Heel to shin
First, you have to show the patient – they often get confused about what you are talking about.
-“I want you to take your heel, okay, and put it on your knee, and then run it down the shin bone. Okay? First lift it in the air and then put it on the knee and then run it down the shin bone. Do that again. Try that again, up in the air first, on the knee directly, then down the shin bone. Now, do the other side. Excellent.”

I’m looking for two things. I’m looking for a little shaking of the hand when it moves, or the foot being unsteady – the so-called ataxia of the limb, and what’s going on there is that the cerebellum controls the agonist and antagonist communication. When you want to contract your biceps, you want that triceps to be relaxing. When you want to contract your triceps, you want your biceps to be relaxing. If the cerebellum is not working, the two of them are not communicating and they are both working, and that’s the problem. So, you get this ataxia on movement. It would not be there, that shakiness, when you are just at rest, so it’s not a "resting tremor," it’s an intention tremor. It’s what we call it.

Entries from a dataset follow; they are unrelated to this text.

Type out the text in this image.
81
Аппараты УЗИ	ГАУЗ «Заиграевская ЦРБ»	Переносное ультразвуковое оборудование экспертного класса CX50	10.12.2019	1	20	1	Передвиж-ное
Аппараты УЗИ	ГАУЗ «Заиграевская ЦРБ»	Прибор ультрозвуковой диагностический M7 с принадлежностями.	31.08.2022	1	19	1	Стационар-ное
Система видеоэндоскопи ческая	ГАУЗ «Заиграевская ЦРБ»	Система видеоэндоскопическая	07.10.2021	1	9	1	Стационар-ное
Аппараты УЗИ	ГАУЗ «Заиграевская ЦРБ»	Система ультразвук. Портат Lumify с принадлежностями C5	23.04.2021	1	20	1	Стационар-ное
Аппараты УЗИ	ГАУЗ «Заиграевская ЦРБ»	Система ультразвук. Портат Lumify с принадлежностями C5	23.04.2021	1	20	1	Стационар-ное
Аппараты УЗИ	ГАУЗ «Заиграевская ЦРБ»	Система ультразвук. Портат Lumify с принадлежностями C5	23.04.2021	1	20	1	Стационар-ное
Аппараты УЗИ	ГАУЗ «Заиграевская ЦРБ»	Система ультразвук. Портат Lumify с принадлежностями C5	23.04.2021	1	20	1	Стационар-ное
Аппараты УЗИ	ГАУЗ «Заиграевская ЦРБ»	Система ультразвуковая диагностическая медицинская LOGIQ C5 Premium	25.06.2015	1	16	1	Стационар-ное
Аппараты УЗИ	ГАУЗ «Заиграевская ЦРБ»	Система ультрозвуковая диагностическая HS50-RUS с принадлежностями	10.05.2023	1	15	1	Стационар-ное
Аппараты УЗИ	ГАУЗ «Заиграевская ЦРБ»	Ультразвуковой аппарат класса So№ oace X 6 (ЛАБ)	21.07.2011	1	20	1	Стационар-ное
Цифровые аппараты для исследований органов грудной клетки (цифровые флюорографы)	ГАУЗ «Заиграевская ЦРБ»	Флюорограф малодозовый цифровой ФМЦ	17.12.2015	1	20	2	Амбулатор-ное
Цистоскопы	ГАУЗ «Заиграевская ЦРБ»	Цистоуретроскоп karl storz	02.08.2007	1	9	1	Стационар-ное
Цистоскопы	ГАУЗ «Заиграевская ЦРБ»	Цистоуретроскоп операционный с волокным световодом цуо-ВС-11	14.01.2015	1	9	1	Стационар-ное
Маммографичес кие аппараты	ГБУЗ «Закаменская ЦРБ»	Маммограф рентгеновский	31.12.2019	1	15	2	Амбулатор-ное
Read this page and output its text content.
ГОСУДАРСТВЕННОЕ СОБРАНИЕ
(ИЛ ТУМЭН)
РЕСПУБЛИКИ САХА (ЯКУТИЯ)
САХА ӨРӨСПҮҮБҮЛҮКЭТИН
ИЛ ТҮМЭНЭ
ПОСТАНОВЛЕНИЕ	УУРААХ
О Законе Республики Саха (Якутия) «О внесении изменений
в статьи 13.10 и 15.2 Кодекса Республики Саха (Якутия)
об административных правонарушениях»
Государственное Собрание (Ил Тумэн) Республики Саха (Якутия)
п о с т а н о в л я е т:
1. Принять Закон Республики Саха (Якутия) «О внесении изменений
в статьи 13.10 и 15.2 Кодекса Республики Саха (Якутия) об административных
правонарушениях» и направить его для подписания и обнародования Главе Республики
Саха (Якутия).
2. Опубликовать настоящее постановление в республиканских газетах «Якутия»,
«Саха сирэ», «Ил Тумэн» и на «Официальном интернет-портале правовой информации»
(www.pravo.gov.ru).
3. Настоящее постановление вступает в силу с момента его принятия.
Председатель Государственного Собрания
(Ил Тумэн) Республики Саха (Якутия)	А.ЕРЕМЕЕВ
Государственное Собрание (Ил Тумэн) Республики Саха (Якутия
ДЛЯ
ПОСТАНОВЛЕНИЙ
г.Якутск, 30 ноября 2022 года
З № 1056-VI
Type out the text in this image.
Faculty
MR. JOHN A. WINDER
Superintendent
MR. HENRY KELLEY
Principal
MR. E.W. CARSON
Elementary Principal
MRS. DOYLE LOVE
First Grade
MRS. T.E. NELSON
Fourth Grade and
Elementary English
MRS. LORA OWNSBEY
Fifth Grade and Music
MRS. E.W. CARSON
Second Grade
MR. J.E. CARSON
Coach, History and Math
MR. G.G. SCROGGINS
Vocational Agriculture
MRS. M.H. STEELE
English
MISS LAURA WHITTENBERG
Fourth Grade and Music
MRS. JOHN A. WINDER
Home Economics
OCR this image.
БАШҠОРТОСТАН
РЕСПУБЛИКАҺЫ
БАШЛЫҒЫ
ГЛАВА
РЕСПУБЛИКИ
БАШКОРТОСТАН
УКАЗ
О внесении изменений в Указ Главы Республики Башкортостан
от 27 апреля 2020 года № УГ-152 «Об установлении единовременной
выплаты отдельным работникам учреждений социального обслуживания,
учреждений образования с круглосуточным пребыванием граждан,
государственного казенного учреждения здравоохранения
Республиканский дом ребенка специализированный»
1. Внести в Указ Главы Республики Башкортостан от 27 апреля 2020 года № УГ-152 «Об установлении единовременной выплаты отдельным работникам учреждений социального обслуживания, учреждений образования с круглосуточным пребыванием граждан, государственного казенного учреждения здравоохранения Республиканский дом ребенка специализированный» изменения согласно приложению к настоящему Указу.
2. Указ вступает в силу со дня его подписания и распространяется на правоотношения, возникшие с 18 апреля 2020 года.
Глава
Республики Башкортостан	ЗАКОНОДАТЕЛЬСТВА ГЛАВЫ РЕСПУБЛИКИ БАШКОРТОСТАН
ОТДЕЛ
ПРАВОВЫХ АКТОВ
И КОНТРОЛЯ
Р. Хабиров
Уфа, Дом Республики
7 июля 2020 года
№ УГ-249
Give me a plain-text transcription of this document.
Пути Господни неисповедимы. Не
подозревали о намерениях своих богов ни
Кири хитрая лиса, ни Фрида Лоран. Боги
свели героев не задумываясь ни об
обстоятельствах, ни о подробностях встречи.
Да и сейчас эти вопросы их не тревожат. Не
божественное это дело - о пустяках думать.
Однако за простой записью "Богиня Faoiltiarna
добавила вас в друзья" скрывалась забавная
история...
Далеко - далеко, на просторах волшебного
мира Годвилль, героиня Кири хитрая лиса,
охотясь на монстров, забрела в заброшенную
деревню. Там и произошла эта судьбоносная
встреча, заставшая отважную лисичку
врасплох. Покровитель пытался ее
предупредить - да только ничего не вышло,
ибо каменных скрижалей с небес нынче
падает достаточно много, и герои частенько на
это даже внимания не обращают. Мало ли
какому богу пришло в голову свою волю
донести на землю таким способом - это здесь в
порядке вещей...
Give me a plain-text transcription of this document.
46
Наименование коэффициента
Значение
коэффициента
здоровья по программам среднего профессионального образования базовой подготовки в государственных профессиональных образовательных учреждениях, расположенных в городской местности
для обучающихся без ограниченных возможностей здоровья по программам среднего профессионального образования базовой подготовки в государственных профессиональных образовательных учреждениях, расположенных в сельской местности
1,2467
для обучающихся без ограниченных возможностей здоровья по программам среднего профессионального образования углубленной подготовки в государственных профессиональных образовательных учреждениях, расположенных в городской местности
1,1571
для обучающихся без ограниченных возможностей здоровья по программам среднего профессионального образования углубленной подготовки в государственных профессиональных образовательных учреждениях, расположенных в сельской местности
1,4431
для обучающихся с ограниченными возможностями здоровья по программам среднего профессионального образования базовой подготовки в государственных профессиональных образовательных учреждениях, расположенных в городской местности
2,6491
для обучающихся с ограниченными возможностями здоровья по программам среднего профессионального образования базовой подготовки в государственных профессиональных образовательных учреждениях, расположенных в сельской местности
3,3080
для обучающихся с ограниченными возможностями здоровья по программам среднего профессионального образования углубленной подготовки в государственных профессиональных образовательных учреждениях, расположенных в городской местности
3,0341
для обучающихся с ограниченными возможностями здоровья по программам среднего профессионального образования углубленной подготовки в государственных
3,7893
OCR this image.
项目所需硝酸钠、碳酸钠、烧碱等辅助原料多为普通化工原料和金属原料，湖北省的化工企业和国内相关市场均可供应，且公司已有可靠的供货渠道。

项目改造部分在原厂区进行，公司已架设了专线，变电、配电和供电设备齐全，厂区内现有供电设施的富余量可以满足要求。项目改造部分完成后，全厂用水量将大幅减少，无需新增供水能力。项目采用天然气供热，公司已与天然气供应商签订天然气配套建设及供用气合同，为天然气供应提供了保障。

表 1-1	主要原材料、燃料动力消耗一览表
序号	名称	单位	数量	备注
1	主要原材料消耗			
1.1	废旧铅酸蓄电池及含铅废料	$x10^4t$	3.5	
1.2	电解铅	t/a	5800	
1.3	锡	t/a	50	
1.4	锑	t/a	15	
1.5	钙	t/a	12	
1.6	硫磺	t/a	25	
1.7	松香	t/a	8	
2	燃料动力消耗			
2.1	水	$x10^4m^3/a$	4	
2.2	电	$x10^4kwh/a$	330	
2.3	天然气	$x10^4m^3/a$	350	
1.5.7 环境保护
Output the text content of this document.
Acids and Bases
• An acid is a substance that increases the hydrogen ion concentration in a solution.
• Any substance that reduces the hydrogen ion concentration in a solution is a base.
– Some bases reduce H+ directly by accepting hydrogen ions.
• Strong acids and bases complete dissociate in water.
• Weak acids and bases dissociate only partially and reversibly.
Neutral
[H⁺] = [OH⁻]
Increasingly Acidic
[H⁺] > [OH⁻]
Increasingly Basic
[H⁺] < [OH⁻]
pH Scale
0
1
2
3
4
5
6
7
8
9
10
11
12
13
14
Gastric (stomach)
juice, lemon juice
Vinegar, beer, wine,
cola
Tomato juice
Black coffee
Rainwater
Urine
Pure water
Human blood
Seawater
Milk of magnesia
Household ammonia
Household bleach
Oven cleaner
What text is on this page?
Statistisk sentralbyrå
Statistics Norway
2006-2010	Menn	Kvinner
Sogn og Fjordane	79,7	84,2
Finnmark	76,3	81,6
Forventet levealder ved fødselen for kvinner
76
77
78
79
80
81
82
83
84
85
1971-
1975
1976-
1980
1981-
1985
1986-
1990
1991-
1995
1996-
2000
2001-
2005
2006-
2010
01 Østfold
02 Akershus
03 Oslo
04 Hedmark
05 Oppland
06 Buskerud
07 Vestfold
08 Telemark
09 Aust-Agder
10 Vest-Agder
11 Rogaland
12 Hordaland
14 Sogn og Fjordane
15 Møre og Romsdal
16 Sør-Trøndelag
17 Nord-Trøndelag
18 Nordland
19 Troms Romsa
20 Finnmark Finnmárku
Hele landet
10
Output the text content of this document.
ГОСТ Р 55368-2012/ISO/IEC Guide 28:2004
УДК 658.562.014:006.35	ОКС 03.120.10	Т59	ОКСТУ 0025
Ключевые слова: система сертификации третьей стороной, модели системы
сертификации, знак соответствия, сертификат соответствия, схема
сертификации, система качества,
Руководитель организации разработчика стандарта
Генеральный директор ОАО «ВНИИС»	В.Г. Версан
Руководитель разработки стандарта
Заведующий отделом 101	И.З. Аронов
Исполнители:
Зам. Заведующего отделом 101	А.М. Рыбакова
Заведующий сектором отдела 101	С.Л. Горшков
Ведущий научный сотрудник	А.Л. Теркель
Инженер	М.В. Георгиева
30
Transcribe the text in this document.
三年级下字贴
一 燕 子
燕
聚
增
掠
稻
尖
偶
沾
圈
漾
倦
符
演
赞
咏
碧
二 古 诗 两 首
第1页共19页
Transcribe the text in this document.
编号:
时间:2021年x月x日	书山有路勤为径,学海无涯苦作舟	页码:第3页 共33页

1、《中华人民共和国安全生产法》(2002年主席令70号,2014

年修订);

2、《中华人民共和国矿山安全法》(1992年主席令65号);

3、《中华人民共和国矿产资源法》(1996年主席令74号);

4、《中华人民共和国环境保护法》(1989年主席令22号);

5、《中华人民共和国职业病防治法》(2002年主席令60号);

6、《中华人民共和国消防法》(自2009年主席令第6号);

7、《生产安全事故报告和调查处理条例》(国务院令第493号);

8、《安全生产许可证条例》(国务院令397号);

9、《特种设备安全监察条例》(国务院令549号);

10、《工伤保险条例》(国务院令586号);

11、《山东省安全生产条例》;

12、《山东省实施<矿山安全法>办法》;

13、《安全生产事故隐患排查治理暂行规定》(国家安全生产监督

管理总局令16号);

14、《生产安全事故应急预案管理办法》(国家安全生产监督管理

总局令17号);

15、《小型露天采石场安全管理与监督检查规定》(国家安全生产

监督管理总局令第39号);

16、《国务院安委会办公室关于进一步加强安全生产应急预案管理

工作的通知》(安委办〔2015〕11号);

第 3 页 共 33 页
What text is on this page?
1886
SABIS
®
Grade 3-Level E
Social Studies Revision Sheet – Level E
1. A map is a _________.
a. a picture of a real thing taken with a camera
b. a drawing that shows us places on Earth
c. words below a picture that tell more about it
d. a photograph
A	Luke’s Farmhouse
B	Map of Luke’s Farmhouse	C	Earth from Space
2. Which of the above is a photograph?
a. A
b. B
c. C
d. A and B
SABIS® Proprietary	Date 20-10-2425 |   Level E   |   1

The other thing we are looking for besides this, the shakiness, is dysmetria, or lack of measurement. Are they actually hitting the target? So, it was important for me to see that the heel hits his knee on target and then move down. A person with true ataxia will have both intention tremor and dysmetria. They’ll not hit their nose and then they’ll not hit the finger, and then they’ll not hit their nose. So, you want to see that he hits the target exactly and that there was smooth movement.